In the following table, we present our annualised return forecasts across different asset classes, calculated as the average of simulated returns on different forward-looking horizons (at five and 10 years). We also report historical figures for annualised returns and volatility calculated on the last 20 years, a sample that includes the two big crises (GFC and Covid-19).
CASCADE ASSET SIMULATION MODEL (CASM)
This medium- and long-term return forecast report is intended to provide some guidance for investor expectations. The time horizon under consideration is 10 years, a timeframe deemed to be appropriate and during which long-term trend factors and issues can reasonably be expected to play out and, therefore, market returns should accurately reflect this information. We use a Monte Carlo methodology in order to generate possible changes in different risk factors for the time horizon considered, representing the future states of these factors under objective measures.The model is then used to price the instruments in line with these factor scenarios.

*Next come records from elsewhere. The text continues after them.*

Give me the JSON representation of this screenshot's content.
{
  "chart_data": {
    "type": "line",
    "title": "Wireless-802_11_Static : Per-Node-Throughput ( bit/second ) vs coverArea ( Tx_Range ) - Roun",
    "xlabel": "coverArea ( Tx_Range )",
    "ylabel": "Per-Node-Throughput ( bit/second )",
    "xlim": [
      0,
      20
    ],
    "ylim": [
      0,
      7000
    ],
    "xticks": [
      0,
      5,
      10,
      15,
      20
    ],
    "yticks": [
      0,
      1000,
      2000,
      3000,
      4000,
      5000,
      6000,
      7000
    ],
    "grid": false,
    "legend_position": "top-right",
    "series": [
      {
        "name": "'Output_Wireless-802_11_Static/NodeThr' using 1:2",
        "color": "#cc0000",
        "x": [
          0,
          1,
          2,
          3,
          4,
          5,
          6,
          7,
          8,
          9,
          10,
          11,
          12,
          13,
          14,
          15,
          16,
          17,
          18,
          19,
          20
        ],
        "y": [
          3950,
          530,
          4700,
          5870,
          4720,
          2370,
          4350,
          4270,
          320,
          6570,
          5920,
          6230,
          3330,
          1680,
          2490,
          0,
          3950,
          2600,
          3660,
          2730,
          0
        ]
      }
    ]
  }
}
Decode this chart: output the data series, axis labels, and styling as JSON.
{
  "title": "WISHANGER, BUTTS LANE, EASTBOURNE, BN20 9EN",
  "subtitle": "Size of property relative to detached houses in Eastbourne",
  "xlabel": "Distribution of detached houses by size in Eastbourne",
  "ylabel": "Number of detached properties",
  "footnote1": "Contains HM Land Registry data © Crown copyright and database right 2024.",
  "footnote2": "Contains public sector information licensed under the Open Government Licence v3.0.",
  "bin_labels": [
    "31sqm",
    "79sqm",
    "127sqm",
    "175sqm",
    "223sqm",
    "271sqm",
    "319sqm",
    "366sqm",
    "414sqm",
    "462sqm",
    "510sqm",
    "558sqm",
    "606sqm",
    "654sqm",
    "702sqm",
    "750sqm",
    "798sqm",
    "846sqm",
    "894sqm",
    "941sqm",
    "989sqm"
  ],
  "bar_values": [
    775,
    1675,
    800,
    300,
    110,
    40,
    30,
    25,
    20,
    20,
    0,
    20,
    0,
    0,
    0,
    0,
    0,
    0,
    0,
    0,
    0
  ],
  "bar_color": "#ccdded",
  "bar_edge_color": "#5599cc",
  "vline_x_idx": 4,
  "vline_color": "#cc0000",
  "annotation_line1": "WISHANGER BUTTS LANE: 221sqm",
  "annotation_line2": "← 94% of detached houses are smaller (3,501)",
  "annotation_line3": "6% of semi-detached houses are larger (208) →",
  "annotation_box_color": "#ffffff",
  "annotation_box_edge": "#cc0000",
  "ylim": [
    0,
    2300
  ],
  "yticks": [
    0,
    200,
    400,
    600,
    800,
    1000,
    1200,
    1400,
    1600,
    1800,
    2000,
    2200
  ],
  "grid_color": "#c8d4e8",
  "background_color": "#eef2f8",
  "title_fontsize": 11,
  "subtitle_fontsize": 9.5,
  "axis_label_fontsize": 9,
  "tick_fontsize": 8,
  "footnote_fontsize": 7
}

In order to determine possible interest rate scenarios, we analysed the changes in the major economic DM regions, China and EM aggregate[We used a cascade-style modelling technique to simulate the different term structures, using risk factors such as the GDP cycle, inflation, real rates, debt pattern and CB guidance for each of the economic regions in question. Moving into spread-related assets (EM and corporate bonds), we focused on implied volatility, quality, default and recovery rates, together with economic cycles, yields, commodity prices, EPS and private investments (both specific for credit spreads) to estimate a forward-looking path for EM bonds (hard currency), EU
corporate (IG and HY), and US corporate (IG and HY).
Our framework for equity focuses on earnings growth, economic growth variables, interest rates and inflation as determinants of capital gains and dividend yields to represent the income effect. EPS forecasts are derived considering both top and bottom lines, so including the cost side of the equation.
Our medium-/long-term model, known as CASM, is updated on a quarterly basis to incorporate new starting points, changes in our short-term outlook and medium-term expectations, along with long-term trends, the significance of which is verified on an annual basis. Amundi assumptions include our central scenario on climate transition which
impacts expected returns via macro and financial variables.
Our CASM model focuses on key factors that drive this change over the medium to long term. The resulting forecasts look at the comparison between current and medium- to long-term readings for the key factors included in the model.
Note that these are simulated figures only and may not represent actual asset class returns. Actual returns are based on many factors and may vary substantially from modelled ones.